Contenzioso

Rassegna di Cassazione

a cura di Toffoletto De Luca Tamajo e Soci

Contestazione disciplinare e rilevanza della recidiva
Mutamento giudiziale della causa petendi dedotta in giudizio
Comunicazione di contestazione disciplinare
Danno da demansionamento tra prova presuntiva e valutazione equitativa
Appalto con sole prestazioni di manodopera

Contestazione disciplinare e rilevanza della recidiva

Cass. Sez. Lav. 31 luglio 2019, n. 20723

Pres. Napoletano; Rel. Bellé; P.M. Cimmino; Ric. U.R.; Controric.

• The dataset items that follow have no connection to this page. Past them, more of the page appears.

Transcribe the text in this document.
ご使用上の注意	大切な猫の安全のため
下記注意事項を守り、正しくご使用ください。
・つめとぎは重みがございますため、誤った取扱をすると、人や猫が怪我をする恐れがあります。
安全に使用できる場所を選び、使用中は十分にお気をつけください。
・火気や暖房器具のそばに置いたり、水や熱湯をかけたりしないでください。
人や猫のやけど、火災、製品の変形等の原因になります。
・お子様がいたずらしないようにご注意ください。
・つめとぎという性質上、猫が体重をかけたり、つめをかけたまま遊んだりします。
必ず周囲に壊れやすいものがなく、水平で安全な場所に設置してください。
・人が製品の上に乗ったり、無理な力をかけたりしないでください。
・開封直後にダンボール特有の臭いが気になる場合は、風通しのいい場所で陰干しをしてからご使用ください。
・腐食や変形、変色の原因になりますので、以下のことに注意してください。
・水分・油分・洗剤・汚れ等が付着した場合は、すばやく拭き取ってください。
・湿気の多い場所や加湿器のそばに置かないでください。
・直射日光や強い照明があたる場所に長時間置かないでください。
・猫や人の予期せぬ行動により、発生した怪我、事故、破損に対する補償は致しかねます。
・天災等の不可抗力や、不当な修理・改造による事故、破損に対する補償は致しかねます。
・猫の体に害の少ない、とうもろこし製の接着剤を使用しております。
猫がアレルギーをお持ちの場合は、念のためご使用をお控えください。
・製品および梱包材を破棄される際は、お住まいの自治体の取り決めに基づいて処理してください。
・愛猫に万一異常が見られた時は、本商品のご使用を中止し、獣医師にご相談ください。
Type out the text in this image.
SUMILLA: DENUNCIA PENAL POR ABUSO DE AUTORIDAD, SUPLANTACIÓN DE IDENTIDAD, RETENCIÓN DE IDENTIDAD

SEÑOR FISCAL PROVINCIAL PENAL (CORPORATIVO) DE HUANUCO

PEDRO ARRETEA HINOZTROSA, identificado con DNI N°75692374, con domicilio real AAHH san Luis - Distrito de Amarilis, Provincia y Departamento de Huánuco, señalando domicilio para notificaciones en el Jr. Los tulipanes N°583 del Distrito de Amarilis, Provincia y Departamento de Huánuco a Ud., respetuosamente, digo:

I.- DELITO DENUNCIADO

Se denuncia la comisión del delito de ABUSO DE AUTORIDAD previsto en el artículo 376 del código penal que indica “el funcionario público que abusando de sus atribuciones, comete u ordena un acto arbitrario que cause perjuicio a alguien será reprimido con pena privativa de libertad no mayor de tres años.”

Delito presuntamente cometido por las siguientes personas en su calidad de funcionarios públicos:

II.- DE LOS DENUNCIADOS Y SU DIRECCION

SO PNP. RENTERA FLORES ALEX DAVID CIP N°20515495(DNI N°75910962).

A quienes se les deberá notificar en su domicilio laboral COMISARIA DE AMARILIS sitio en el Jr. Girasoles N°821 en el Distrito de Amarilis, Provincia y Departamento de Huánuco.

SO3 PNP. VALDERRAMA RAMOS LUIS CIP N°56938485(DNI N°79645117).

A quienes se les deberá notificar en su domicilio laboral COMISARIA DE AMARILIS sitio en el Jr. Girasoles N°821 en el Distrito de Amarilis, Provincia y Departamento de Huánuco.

M.I.U.R.;

Lavoro subordinato - Licenziamento individuale - Giusta causa - Recidiva - Rilevanza - Fattispecie.

La preventiva contestazione dell'addebito al lavoratore deve riguardare, a pena di nullità della sanzione o del licenziamento disciplinare, anche la recidiva o i procedimenti disciplinari che la integrano solo nell'ipotesi in cui questa rappresenti elemento costitutivo della mancanza addebitata e non già quando essa costituisca mero criterio di determinazione della sanzione proporzionata a tale mancanza.
NOTA
Il caso di specie riguarda una sanzione disciplinare (nella fattispecie, pari a sei mesi di sospensione dall'insegnamento) irrogata dal Ministero dell'Istruzione, dell'Università e della Ricerca nei confronti di una propria docente, per aver tenuto comportamenti non conformi alla propria funzione.
La Corte d'Appello di Salerno, confermando la pronuncia di primo grado, dichiarava legittima la sanzione disciplinare in questione.
Ricorreva per cassazione la lavoratrice, sostenendo che la sanzione era invece illegittima, poiché applicata tenendo conto di precedenti disciplinari che non erano però stati riportati nella contestazione de quo.
La Corte di Cassazione ha innanzitutto richiamato il risalente principio secondo cui «la preventiva contestazione dell'addebito al lavoratore incolpato deve riguardare, a pena di nullità della sanzione o del licenziamento disciplinare, anche la recidiva, o comunque, i procedimenti disciplinari che la integrano, solo nell'ipotesi in cui questa rappresenti elemento costitutivo della mancanza addebitata e non già quando essa costituisca mero criterio di determinazione della sanzione proporzionata a tale mancanza» (cfr. Cass., n. 2045/1998 e Cass. n. 7768/1996). Aderendo a tale principio, la Corte ha poi sottolineato che, nel caso di specie, i precedenti disciplinari erano stati considerati non come fatto costitutivo dell'illecito perseguito, ma solo, e senza particolare incidenza, al fine di evidenziare il livello di gravità della mancanza, sicché non vi era necessità che di tali precedenti vi fosse menzione nell'ambito della contestazione in questione.
In conclusione, prosegue la Corte, il giudice di merito ha correttamente ritenuto che i precedenti disciplinari debbano essere oggetto di contestazione solo laddove gli stessi rientrino nella fattispecie costitutiva dell'infrazione perseguita e non laddove, come accaduto nel caso di specie, evidenzino il particolare grado di gravità della mancanza. Per tali motivi, la Corte di Cassazione ha rigettato il ricorso.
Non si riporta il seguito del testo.